Now time is come for some real benchmark for stack allocation versus heap allocation. The test scenario is following:
- In the loop allocate memory blocks with 10 different chunks with different total sizes.
- Fill the chunks with some data.
- Measure the data and provide some output (to avoid compiler optimizations for doing nothing).
- Free memory.
Following tests are performed:
- Using gcc -O1 optimizations, heap vs stack with out data init.
- Using gcc -O1 optimizations, heap vs stack with data init.
- Using gcc -O2 optimizations, heap vs stack with out data init.
- Using gcc -O2 optimizations, heap vs stack with data init.
In test cases with out memory initialization, the memory pointer addresses are summed and printed on stderr, so that compiler would optimize the allocations because of no further usage.
The data initialization is done by doing memcpy. The typical memory block usage usually is not byte access, but some more bulky, like mem copy, integer, long, etc i.e. word size access to memory. Thus the test case with initialization uses pre-initialized memory block with random data which is copied to target buffer. After the copy every 10th byte is read.
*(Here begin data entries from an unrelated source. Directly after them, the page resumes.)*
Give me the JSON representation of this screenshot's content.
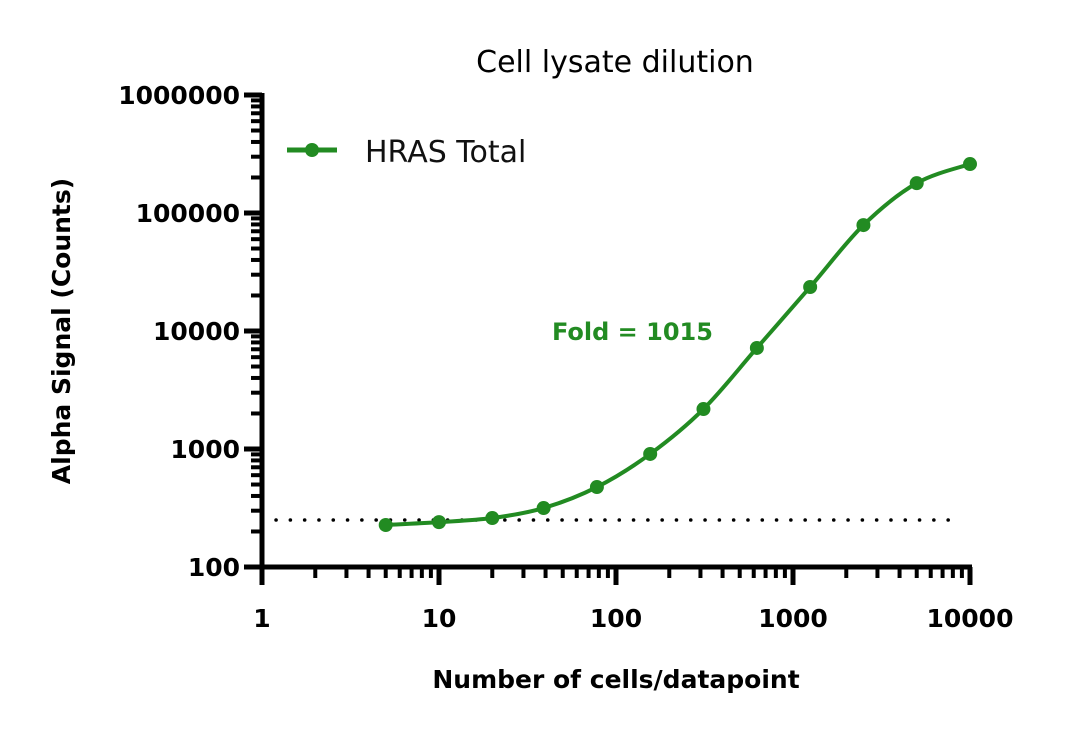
{
  "chart_data": {
    "type": "scatter",
    "title": "Cell lysate dilution",
    "xlabel": "Number of cells/datapoint",
    "ylabel": "Alpha Signal (Counts)",
    "xscale": "log",
    "yscale": "log",
    "xlim": [
      1,
      10000
    ],
    "ylim": [
      100,
      1000000
    ],
    "xticks": [
      "1",
      "10",
      "100",
      "1000",
      "10000"
    ],
    "yticks": [
      "100",
      "1000",
      "10000",
      "100000",
      "1000000"
    ],
    "grid": false,
    "legend_position": "top-left",
    "series": [
      {
        "name": "HRAS Total",
        "color": "#228B22",
        "marker": "circle",
        "fit_line": true,
        "x": [
          5,
          10,
          20,
          39,
          78,
          156,
          312,
          625,
          1250,
          2500,
          5000,
          10000
        ],
        "y": [
          227,
          240,
          260,
          316,
          476,
          908,
          2180,
          7180,
          23600,
          79000,
          179000,
          260000
        ]
      }
    ],
    "reference_line": {
      "y": 250,
      "style": "dotted",
      "color": "#000000",
      "x_range": [
        1.2,
        8700
      ]
    },
    "annotations": [
      {
        "text": "Fold = 1015",
        "color": "#228B22"
      }
    ]
  }
}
The testing package uses Enduro/X high performance middleware standard library for results plotting and time measurements. The actual code used for testing can be found here. The code is pure C. The stack based allocation with different sizes is done by using C99 variable length array feature.
Particular test cases was executed on Intel(R) Core(TM) i7-6600U CPU, Linux 64 bit, 4.15.0-50-generic, Spectre and Meltdown patches disabled. For your hardware setup, you might want to adjust LOOPS variable in build.sh before running, due to different machine speed. As too fast machine will give inconsistent measurements. To slow machine might give “infinite” wait time for results.
Heap vs Stack, -O1, no data init
Heap vs Stack, -O1, with data init
Heap vs Stack, -O2, no data init
Heap vs Stack, -O2, with data init
In conclusions we see that pure with out data init, stack allocation is much faster. Difference is about 4 seconds on 10M loops over 10 allocation attempts. So if checking on single pair of malloc+free, this will be about 0.4 seconds. But needs to take into account that 10 millions, is very very big number to process.
To continue we see that with -O2 filled data initialization shows much smaller gap between stack and heap allocation, due to fact that CPU is much more busy with data processing than allocation procedures. But any way on 1 million loops with 10 allocation+init+free attempts, we see that difference is about 8% at 60KB total processing size. Which also also not a big show stopper.
Thus to conclude, there is difference between stack and heap allocation strategies, but in real processing life, the affect on processing speed is low. In case if there is choice in doing stack allocation and afterwards doing copy of data to other data block due to stack allocation life cycle boundaries, much more effective would be to use heap allocation and pass the pointer to other function program blocks instead of copy.